Já na VPN gratuita, você está compartilhando um IP limitado com milhares de outras pessoas. Se um desses usuários tentar fazer um ataque de força bruta em um site de governo ou fazer spam, aquele IP entra na blacklist de serviços como o Google Cloud ou o Akamai instantaneamente. O resultado é que você, usuário comum, tentando acessar o Gmail ou fazer uma compra no Mercado Livre, recebe um erro de "Acesso negado" ou é forçado a resolver um CAPTCHA infinito.

Testei uma conexão em uma rede 5G da Vivo em São Paulo usando um serviço gratuito popular. Em 10 minutos de navegação, fui bloqueado pelo Google por "tráfego automatizado suspeito" três vezes. A VPN paga que uso diariamente roda no mesmo aparelho, na mesma rede, e não me da esse tipo de dor de cabeça.

Quando o barato sai caro: vazamento de dados

O cenário de pesadelo da segurança digital não é alguém espiando sua conversa no café, mas sim o banco de dados da provedora de VPN sendo hackeado. Como operar uma estrutura segura custa dinheiro, muitos serviços gratuitos usam servidores desatualizados ou configurações fracas para economizar.

Em 2024 e 2025, vimos casos famosos de vazamentos onde informações de usuários de VPNs gratuitas acabaram na dark web, incluindo logs de conexão e, em casos graves, senhas em texto simples. Neste ano, perigos como o "clonador de dados" no WhatsApp Web estão cada vez mais sofisticados, mas eles dependem frequentemente que o usuário esteja em uma rede insegura ou usando uma ferramenta que já comprometeu a confiança.

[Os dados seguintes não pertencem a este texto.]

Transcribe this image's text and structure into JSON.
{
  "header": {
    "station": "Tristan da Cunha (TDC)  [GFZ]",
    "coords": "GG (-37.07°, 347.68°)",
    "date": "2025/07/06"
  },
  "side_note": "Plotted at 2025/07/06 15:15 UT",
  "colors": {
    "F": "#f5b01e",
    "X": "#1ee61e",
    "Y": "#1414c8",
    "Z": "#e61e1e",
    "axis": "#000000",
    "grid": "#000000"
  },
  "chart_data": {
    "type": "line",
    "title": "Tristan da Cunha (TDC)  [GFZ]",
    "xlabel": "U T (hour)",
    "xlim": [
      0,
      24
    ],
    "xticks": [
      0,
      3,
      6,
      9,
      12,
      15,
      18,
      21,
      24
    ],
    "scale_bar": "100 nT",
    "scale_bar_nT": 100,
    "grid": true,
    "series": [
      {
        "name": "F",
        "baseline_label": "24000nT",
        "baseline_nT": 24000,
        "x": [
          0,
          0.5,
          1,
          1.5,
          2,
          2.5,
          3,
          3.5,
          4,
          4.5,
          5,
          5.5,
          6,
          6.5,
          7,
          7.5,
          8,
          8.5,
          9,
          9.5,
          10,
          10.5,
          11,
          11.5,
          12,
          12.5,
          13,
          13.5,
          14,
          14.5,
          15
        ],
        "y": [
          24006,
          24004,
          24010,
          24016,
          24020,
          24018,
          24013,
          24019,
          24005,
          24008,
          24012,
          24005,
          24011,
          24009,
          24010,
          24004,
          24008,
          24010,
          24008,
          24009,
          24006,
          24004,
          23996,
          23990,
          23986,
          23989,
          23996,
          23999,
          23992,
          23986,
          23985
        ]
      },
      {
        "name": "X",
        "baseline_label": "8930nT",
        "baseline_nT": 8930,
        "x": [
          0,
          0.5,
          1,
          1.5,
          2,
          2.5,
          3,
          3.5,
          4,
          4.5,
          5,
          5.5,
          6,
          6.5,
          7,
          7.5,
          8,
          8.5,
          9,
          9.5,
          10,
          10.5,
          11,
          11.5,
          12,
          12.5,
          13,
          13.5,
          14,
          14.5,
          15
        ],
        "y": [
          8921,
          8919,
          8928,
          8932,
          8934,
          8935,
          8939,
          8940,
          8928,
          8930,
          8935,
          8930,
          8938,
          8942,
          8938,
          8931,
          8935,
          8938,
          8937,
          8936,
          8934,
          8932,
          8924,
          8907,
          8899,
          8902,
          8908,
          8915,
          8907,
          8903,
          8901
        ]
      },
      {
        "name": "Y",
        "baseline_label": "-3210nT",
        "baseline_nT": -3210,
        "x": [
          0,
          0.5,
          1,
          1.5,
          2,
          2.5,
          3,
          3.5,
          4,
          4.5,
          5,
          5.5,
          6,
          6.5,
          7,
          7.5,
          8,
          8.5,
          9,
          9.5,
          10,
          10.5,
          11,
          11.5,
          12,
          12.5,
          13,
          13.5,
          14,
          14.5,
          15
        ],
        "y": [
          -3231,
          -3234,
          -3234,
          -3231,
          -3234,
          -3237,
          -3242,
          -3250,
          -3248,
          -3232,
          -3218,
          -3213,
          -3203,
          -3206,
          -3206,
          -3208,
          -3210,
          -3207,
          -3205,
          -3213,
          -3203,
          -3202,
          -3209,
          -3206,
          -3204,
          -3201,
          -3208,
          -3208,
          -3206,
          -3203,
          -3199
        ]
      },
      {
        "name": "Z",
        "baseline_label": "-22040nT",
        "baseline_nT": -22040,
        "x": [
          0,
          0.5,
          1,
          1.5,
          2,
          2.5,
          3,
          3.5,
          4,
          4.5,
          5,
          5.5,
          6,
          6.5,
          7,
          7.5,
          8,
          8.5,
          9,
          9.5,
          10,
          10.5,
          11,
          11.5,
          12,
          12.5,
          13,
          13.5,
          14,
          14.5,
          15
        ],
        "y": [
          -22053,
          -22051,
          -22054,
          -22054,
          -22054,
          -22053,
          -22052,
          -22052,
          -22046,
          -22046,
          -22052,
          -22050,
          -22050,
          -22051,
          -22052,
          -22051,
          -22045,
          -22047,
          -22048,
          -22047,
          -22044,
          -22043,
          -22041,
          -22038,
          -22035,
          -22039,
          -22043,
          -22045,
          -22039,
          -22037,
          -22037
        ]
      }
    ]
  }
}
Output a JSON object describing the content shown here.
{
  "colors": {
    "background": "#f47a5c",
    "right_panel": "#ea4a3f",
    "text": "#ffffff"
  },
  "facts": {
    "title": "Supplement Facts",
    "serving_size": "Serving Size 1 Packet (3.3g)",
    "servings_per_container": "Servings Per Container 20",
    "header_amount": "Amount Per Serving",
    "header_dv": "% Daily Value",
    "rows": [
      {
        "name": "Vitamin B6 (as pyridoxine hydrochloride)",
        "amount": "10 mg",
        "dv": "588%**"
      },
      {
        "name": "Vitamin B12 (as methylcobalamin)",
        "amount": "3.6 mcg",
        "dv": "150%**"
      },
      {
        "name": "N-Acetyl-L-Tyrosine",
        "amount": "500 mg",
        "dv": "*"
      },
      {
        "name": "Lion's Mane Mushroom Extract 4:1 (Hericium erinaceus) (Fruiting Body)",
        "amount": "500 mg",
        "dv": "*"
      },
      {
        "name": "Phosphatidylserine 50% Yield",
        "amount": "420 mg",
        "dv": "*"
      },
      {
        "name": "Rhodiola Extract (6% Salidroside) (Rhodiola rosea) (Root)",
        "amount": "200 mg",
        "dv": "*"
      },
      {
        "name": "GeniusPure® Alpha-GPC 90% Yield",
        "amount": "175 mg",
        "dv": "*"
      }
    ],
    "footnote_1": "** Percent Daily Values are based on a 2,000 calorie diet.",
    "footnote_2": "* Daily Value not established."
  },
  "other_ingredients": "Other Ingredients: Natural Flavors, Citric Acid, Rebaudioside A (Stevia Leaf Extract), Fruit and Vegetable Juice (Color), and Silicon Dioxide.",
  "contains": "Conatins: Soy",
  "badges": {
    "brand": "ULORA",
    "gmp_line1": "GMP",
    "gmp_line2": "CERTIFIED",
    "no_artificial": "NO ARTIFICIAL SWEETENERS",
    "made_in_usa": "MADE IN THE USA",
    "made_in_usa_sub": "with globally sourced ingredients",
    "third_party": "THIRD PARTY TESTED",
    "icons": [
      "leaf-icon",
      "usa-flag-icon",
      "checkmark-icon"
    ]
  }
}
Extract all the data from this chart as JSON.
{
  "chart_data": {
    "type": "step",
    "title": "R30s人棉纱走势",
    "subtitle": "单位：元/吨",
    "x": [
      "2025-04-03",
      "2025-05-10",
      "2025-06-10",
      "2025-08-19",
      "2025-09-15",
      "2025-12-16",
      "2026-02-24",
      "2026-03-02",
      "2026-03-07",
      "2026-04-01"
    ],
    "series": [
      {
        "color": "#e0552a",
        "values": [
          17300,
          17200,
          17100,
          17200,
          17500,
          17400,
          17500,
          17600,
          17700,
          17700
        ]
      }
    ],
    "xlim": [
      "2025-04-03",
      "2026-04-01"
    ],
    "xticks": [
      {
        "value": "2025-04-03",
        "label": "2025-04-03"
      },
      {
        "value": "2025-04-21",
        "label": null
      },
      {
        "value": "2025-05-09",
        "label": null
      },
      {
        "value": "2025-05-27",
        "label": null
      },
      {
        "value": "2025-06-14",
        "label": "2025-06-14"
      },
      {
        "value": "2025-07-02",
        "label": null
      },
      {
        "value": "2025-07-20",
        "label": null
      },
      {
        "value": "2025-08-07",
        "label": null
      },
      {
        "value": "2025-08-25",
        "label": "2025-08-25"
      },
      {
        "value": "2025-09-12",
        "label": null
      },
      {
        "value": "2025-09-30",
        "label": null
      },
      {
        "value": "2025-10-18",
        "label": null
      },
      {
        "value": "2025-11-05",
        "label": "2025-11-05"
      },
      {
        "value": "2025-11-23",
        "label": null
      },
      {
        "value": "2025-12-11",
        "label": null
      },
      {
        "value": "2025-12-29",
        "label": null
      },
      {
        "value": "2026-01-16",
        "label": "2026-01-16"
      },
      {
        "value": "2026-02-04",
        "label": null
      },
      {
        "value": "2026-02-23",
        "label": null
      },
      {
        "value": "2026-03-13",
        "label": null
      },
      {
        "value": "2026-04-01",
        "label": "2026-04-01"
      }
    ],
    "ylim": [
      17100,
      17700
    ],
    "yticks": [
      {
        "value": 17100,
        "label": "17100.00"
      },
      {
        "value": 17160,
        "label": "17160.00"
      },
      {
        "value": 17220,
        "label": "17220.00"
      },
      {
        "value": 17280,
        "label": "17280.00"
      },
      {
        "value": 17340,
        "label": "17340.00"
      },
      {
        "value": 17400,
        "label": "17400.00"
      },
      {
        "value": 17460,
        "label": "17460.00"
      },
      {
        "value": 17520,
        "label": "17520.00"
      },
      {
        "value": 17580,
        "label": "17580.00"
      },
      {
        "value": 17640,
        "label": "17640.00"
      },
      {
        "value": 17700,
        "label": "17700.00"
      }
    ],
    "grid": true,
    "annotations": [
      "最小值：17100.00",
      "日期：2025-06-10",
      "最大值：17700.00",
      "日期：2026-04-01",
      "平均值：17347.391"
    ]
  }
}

Se você usa uma VPN que vende seus dados, a chance de um vazamento atingir você é estatisticamente maior. Para saber se você já foi vítima de algum vazamento anterior, é uma boa prática checar o Have I Been Pwned. Mas a prevenção via escolha da ferramenta certa é infinitamente mais eficiente.

Veredito: o investimento que se paga em tranquilidade

Depois de quinze dias lidando com anúncios intrusivos, lentidão ao carregar vídeos em 4K no YouTube e a paranoia constante de saber que meu tráfeco estava sendo monetizado, voltei para minha assinatura paga. O custo de aproximadamente R$ 25 a R$ 35 por mês (dependendo do plano e da duração) é comparável a um único almoço no centro de qualquer capital brasileira.

O recorte para a decisão aqui não é apenas técnico, é ético. Se você não paga pelo serviço, você não é o cliente, é o produto. Uma VPN paga, que obteve auditorias positivas, possui servidores exclusivos e usa protocolos modernos como WireGuard ou IKEv2, é a única forma de garantir que o "túnel" que você cria na internet não tenha portas nas costas.

Se sua necessidade é apenas desbloquear um conteúdo geográfico uma única vez e você não se importa em expor seu IP atual, arrisque-se no gratuito. Mas para uso diário, para proteção de dados bancários, trabalho remoto e preservação real da privacidade, a opção gratuita é uma ilusão perigosa. O custo de recuperar sua identidade ou lidar com fraude bancária é astronômico comparado ao preço de uma assinatura decente. Não economize na porta da sua casa digital; tranque-a direito.